# Magrabe Exchange Option: not equal drifts

I need to calculate the price of exchange option between 2 assets $S_1$ and $S_2$ The formula is given here Wiki: Magrabe formula or here Quant Stack Exchange. In the derivation of the formula it is assumed, that price is the discounted expecation of future claim under risk-neutral measure $Q$: $$p=e^{-r_{f}}\mathbb{E}_{Q}(S_1-S_2)^{+}$$. and under risk-neutral measure it is assumed, that: $$dS_{i,t}=\mu_{i}dt+\sigma_{i}dW^{i}_{t}$$ $$\mu_{i}=r_{f}\text{, for }i=1,2$$.

My question is:

Why do we calculate expectation under risk-neutral measure $Q$ and not real-world measure $P$ ? In real world return on each asset can be different, i.e. $\mu_1\neq\mu_2\neq r_f$. Then it would make sence to use real-world measure, under which this condition is fullfilled.

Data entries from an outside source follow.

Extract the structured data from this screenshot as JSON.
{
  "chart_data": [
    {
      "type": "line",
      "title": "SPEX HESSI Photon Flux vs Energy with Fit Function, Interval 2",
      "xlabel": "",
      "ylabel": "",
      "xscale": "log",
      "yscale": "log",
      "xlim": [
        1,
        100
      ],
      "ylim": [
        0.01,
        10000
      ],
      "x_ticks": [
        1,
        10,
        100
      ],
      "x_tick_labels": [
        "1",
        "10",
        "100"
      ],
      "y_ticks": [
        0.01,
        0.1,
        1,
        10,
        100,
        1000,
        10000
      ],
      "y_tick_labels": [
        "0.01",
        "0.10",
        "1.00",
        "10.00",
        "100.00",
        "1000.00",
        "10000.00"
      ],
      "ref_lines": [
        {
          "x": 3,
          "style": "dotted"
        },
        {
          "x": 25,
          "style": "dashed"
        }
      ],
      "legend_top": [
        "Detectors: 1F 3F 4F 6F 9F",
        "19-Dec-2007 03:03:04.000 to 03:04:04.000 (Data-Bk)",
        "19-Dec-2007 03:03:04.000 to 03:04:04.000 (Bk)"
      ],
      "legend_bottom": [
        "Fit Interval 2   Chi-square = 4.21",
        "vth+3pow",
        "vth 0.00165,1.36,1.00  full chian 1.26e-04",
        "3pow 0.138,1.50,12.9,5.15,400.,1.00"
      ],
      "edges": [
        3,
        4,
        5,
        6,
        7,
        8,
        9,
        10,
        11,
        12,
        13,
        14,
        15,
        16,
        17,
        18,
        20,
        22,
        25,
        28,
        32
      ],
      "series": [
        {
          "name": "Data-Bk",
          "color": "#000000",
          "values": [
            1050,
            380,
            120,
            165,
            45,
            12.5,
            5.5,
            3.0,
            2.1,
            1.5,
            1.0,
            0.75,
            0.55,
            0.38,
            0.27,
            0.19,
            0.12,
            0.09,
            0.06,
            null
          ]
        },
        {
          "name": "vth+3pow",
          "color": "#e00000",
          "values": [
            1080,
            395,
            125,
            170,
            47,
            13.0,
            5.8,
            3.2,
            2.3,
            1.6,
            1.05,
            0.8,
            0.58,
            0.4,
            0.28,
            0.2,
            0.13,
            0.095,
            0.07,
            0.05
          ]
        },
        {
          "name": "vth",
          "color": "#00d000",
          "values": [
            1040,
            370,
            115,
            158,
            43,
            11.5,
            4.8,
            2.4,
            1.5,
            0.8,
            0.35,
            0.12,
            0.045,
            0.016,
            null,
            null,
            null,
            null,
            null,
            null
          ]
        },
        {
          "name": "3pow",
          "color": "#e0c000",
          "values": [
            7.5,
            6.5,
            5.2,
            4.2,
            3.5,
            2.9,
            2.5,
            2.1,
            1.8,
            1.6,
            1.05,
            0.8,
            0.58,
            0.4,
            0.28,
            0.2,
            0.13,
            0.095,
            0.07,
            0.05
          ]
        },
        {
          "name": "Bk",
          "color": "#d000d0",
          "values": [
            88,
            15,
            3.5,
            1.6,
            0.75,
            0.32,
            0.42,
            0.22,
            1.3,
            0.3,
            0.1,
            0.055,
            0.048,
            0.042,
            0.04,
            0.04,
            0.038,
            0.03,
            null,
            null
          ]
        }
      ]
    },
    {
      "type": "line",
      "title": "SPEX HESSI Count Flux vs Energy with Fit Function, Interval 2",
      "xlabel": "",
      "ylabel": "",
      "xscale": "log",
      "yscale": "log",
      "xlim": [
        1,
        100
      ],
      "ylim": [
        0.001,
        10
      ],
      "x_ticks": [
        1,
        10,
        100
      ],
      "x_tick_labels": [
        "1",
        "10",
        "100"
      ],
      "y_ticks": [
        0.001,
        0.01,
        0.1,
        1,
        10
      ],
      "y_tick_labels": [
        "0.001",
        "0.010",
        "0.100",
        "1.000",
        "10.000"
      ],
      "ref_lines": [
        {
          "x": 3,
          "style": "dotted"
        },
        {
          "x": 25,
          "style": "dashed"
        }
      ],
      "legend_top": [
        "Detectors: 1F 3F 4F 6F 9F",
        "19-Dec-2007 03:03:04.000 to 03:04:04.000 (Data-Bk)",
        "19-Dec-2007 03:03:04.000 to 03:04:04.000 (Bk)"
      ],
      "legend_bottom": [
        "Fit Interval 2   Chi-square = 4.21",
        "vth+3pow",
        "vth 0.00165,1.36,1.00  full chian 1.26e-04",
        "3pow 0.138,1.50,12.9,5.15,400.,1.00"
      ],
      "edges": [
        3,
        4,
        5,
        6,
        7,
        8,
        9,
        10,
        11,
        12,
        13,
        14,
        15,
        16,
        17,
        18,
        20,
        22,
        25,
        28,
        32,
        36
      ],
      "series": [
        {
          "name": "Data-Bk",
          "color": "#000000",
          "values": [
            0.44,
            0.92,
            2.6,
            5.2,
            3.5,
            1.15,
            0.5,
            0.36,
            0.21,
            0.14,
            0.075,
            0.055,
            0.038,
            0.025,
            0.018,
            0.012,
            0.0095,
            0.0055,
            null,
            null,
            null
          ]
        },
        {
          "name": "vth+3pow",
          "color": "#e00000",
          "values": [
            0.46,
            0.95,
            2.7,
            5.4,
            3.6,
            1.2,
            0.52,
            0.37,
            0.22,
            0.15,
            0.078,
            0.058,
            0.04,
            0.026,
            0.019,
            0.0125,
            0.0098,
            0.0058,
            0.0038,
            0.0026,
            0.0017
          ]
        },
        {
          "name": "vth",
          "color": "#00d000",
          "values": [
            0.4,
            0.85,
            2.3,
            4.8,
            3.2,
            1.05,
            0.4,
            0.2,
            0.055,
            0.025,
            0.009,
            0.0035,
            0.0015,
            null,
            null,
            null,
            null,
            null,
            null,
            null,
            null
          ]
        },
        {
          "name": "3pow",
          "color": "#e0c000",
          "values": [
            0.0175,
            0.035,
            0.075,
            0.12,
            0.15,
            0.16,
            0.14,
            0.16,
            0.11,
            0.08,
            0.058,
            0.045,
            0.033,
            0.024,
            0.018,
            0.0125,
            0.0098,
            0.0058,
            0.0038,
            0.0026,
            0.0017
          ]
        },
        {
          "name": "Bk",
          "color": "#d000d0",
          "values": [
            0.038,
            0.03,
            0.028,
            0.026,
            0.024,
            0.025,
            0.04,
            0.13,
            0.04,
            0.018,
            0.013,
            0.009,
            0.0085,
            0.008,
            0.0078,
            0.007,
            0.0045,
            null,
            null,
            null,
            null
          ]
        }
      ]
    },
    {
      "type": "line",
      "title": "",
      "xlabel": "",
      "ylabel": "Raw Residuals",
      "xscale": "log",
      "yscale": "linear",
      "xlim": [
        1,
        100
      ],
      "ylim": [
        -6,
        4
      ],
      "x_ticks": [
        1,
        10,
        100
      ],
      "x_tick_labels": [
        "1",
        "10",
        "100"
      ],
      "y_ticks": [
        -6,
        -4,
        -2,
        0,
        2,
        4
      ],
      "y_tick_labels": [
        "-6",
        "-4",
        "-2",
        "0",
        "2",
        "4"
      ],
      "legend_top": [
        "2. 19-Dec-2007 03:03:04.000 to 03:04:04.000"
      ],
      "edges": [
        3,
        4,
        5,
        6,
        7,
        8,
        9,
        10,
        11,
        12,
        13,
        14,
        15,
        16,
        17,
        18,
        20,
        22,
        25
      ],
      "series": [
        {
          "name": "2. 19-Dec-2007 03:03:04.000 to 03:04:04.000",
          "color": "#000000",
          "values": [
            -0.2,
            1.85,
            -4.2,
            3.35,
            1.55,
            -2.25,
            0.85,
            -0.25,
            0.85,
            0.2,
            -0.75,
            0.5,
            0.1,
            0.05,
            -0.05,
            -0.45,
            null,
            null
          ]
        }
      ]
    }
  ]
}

• This has nothing to do with Magrabe formula. Same already applies to Black-Scholes. Search for "risk neutral pricing". Short answer is: option price is the price of a hedging portfolio. – AFK Jan 27 '15 at 9:37

## 1 Answer

You can essentially get your answer from any quantitative finance book. I recommend Shreve's book. Note that this has nothing to do with pricing an exchange option.

You could price in the real-world measure, but that's very difficult if impossible because you'd need to know the risk premium for an instrument. By changing the probability measure to risk-neutral, you can assume all investors demand only the risk-free rate and thus you could discount your expected price with the risk-free rate.

Please read risk neutral measure on Wikipedia. In particular, focus on "Unfortunately, the discount rates would vary between investors and an individual's risk preference is difficult to quantify."